At the same time, legislative leaders were also working to ensure that the most emotional issues facing the legislature would be disposed of well before the hectic closing hours.
They succeeded in this endeavor. Before the session was half over, legislation had been enacted restoring the death penalty in Maryland for specific types of murder.
Then, two weeks before the close of the legislative session, the General Assembly scratched out a compromise on an even more emotional question: whether the state's Medicaid funds should be used to pay for abortions for poor women.
After the House and Senate arrived at widely differing conclusions - the Senate approving unsrestricted abortion funding and the House calling for severe restrictions - a conference committee worked out a compromise which would allow abortion funding if one doctor certified that a continuation of pregnancy would endanger the mother's health or if the pregnancy were a result of rape or incest or if the fetus was deformed.
A final emotion-laden issue, the legalization of the controversial cancer drug laetrile, was resolved late last week when the legislature sent Lee a bill allowing physicians in the state to prescribe laetrile for cancer patients.
The Assembly did defeat overwhelmingly a measure that would have restructured the pension system that covers $50,000 state employes and teachers throughout Maryland.
The bill's proponents predicted that the cost of present system would, in 10 or 20 years' time, overwhelm the state budget and precipitate a fiscal crisis.
However legislators, particularly in the House of Delegates, were obviously more receptive to the pleas of teachers' union lobbyist who said the new system was unfair and that the resolution of the complex pension system problems could wait until another year when the legislators could approve revisions more to the teachers' and employes' liking.
Election year concerns were evident during the early phases of this year's ethics bill as legislators initially tripped over each other to show scandal-weary Marylanders they were serious about regulating the conduct of public officials.
When Lee revealed plans in his state-of-the-state message to introduce an ethics bill, his gubernatorial rival Stenis H. Hoyer hurriedly put his name on aseparate measure. To insure that his bill would prevail, Hoyer, the senate president, attracted 32 cosponsors, including several senators traditionally cool to reform legislation.
But the early session interest in inform gradually dissolved as the ethics bill moved through the legislative process. The Senate killed the Lee bill and passed the Hoyer measure after a few weakening amendments and the defection of several of the bill's original sponsors.

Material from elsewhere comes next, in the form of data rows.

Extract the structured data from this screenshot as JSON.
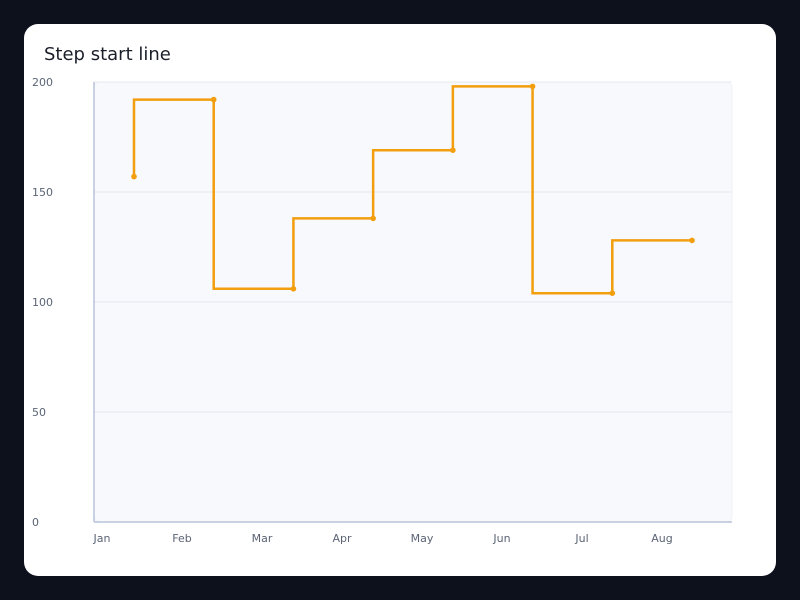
{
  "colors": {
    "page_bg": "#0d111c",
    "card_bg": "#ffffff",
    "plot_bg": "#f8f9fc",
    "grid": "#e4e8f0",
    "axis": "#b7c3d8",
    "series": "#f29e0f"
  },
  "chart_data": {
    "type": "line",
    "step": "start",
    "title": "Step start line",
    "xlabel": "",
    "ylabel": "",
    "categories": [
      "Jan",
      "Feb",
      "Mar",
      "Apr",
      "May",
      "Jun",
      "Jul",
      "Aug"
    ],
    "x_tick_labels": [
      "Jan",
      "Feb",
      "Mar",
      "Apr",
      "May",
      "Jun",
      "Jul",
      "Aug"
    ],
    "y_ticks": [
      0,
      50,
      100,
      150,
      200
    ],
    "ylim": [
      0,
      200
    ],
    "grid": true,
    "legend": "none",
    "series": [
      {
        "values": [
          157,
          192,
          106,
          138,
          169,
          198,
          104,
          128
        ]
      }
    ]
  }
}
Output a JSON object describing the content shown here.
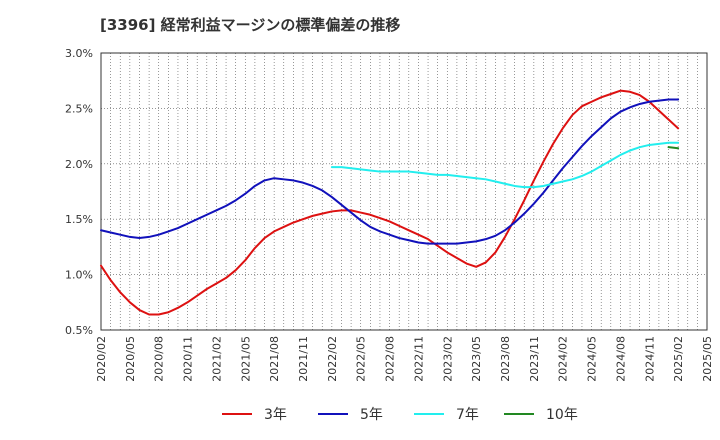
{
  "chart_data": {
    "type": "line",
    "title": "[3396]  経常利益マージンの標準偏差の推移",
    "xlabel": "",
    "ylabel": "",
    "ylim": [
      0.5,
      3.0
    ],
    "y_ticks": [
      "0.5%",
      "1.0%",
      "1.5%",
      "2.0%",
      "2.5%",
      "3.0%"
    ],
    "y_tick_values": [
      0.5,
      1.0,
      1.5,
      2.0,
      2.5,
      3.0
    ],
    "x_ticks": [
      "2020/02",
      "2020/05",
      "2020/08",
      "2020/11",
      "2021/02",
      "2021/05",
      "2021/08",
      "2021/11",
      "2022/02",
      "2022/05",
      "2022/08",
      "2022/11",
      "2023/02",
      "2023/05",
      "2023/08",
      "2023/11",
      "2024/02",
      "2024/05",
      "2024/08",
      "2024/11",
      "2025/02",
      "2025/05"
    ],
    "grid": true,
    "legend_position": "bottom",
    "series": [
      {
        "name": "3年",
        "color": "#dd1111",
        "x": [
          "2020/02",
          "2020/03",
          "2020/04",
          "2020/05",
          "2020/06",
          "2020/07",
          "2020/08",
          "2020/09",
          "2020/10",
          "2020/11",
          "2020/12",
          "2021/01",
          "2021/02",
          "2021/03",
          "2021/04",
          "2021/05",
          "2021/06",
          "2021/07",
          "2021/08",
          "2021/09",
          "2021/10",
          "2021/11",
          "2021/12",
          "2022/01",
          "2022/02",
          "2022/03",
          "2022/04",
          "2022/05",
          "2022/06",
          "2022/07",
          "2022/08",
          "2022/09",
          "2022/10",
          "2022/11",
          "2022/12",
          "2023/01",
          "2023/02",
          "2023/03",
          "2023/04",
          "2023/05",
          "2023/06",
          "2023/07",
          "2023/08",
          "2023/09",
          "2023/10",
          "2023/11",
          "2023/12",
          "2024/01",
          "2024/02",
          "2024/03",
          "2024/04",
          "2024/05",
          "2024/06",
          "2024/07",
          "2024/08",
          "2024/09",
          "2024/10",
          "2024/11",
          "2024/12",
          "2025/01",
          "2025/02"
        ],
        "values": [
          1.08,
          0.95,
          0.84,
          0.75,
          0.68,
          0.64,
          0.64,
          0.66,
          0.7,
          0.75,
          0.81,
          0.87,
          0.92,
          0.97,
          1.04,
          1.13,
          1.24,
          1.33,
          1.39,
          1.43,
          1.47,
          1.5,
          1.53,
          1.55,
          1.57,
          1.58,
          1.58,
          1.56,
          1.54,
          1.51,
          1.48,
          1.44,
          1.4,
          1.36,
          1.32,
          1.26,
          1.2,
          1.15,
          1.1,
          1.07,
          1.11,
          1.2,
          1.34,
          1.5,
          1.67,
          1.85,
          2.02,
          2.18,
          2.32,
          2.44,
          2.52,
          2.56,
          2.6,
          2.63,
          2.66,
          2.65,
          2.62,
          2.56,
          2.48,
          2.4,
          2.32
        ]
      },
      {
        "name": "5年",
        "color": "#1111bb",
        "x": [
          "2020/02",
          "2020/03",
          "2020/04",
          "2020/05",
          "2020/06",
          "2020/07",
          "2020/08",
          "2020/09",
          "2020/10",
          "2020/11",
          "2020/12",
          "2021/01",
          "2021/02",
          "2021/03",
          "2021/04",
          "2021/05",
          "2021/06",
          "2021/07",
          "2021/08",
          "2021/09",
          "2021/10",
          "2021/11",
          "2021/12",
          "2022/01",
          "2022/02",
          "2022/03",
          "2022/04",
          "2022/05",
          "2022/06",
          "2022/07",
          "2022/08",
          "2022/09",
          "2022/10",
          "2022/11",
          "2022/12",
          "2023/01",
          "2023/02",
          "2023/03",
          "2023/04",
          "2023/05",
          "2023/06",
          "2023/07",
          "2023/08",
          "2023/09",
          "2023/10",
          "2023/11",
          "2023/12",
          "2024/01",
          "2024/02",
          "2024/03",
          "2024/04",
          "2024/05",
          "2024/06",
          "2024/07",
          "2024/08",
          "2024/09",
          "2024/10",
          "2024/11",
          "2024/12",
          "2025/01",
          "2025/02"
        ],
        "values": [
          1.4,
          1.38,
          1.36,
          1.34,
          1.33,
          1.34,
          1.36,
          1.39,
          1.42,
          1.46,
          1.5,
          1.54,
          1.58,
          1.62,
          1.67,
          1.73,
          1.8,
          1.85,
          1.87,
          1.86,
          1.85,
          1.83,
          1.8,
          1.76,
          1.7,
          1.63,
          1.56,
          1.49,
          1.43,
          1.39,
          1.36,
          1.33,
          1.31,
          1.29,
          1.28,
          1.28,
          1.28,
          1.28,
          1.29,
          1.3,
          1.32,
          1.35,
          1.4,
          1.47,
          1.55,
          1.64,
          1.74,
          1.85,
          1.96,
          2.06,
          2.16,
          2.25,
          2.33,
          2.41,
          2.47,
          2.51,
          2.54,
          2.56,
          2.57,
          2.58,
          2.58
        ]
      },
      {
        "name": "7年",
        "color": "#22eeee",
        "x": [
          "2022/02",
          "2022/03",
          "2022/04",
          "2022/05",
          "2022/06",
          "2022/07",
          "2022/08",
          "2022/09",
          "2022/10",
          "2022/11",
          "2022/12",
          "2023/01",
          "2023/02",
          "2023/03",
          "2023/04",
          "2023/05",
          "2023/06",
          "2023/07",
          "2023/08",
          "2023/09",
          "2023/10",
          "2023/11",
          "2023/12",
          "2024/01",
          "2024/02",
          "2024/03",
          "2024/04",
          "2024/05",
          "2024/06",
          "2024/07",
          "2024/08",
          "2024/09",
          "2024/10",
          "2024/11",
          "2024/12",
          "2025/01",
          "2025/02"
        ],
        "values": [
          1.97,
          1.97,
          1.96,
          1.95,
          1.94,
          1.93,
          1.93,
          1.93,
          1.93,
          1.92,
          1.91,
          1.9,
          1.9,
          1.89,
          1.88,
          1.87,
          1.86,
          1.84,
          1.82,
          1.8,
          1.79,
          1.79,
          1.8,
          1.82,
          1.84,
          1.86,
          1.89,
          1.93,
          1.98,
          2.03,
          2.08,
          2.12,
          2.15,
          2.17,
          2.18,
          2.19,
          2.19
        ]
      },
      {
        "name": "10年",
        "color": "#228822",
        "x": [
          "2025/01",
          "2025/02"
        ],
        "values": [
          2.15,
          2.14
        ]
      }
    ]
  }
}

The House continued to whittle away at the bill yesterday, deleting such key features as a blanket prohibition on gifts to public officials from lobbyist and persons doing business with the state. It killed a provision requiring public officials to disclose all business interests.
The original bill was designed to replaced the current hodge-podge of ethics laws with statutes prohibiting conflicts of interest by legislatures and top state officials. They are now regulated by in-house rules that are not legally binding.
Legislators also attempted to deal this year with some of the other lingering concerns raised by the political corruption trial of Mandel.
One of these was a question of the governor's salary, which, at $25,000 a year, was the lowest gubernatorial salary in the country. This year, the legislature enacted a measure raising that salary to $60,000, thus making Maryland's governor the fourth highest paid in the country.
After raising the governor's salary, the legislators moved to raise their own pay. Their course on this was more circuitous however; they took advantage of a quirk in a state law, and manage to give themselves a series of raises which will take them from their present $12,500 salary up $18,000 for the four years while appearing to vote against any raise.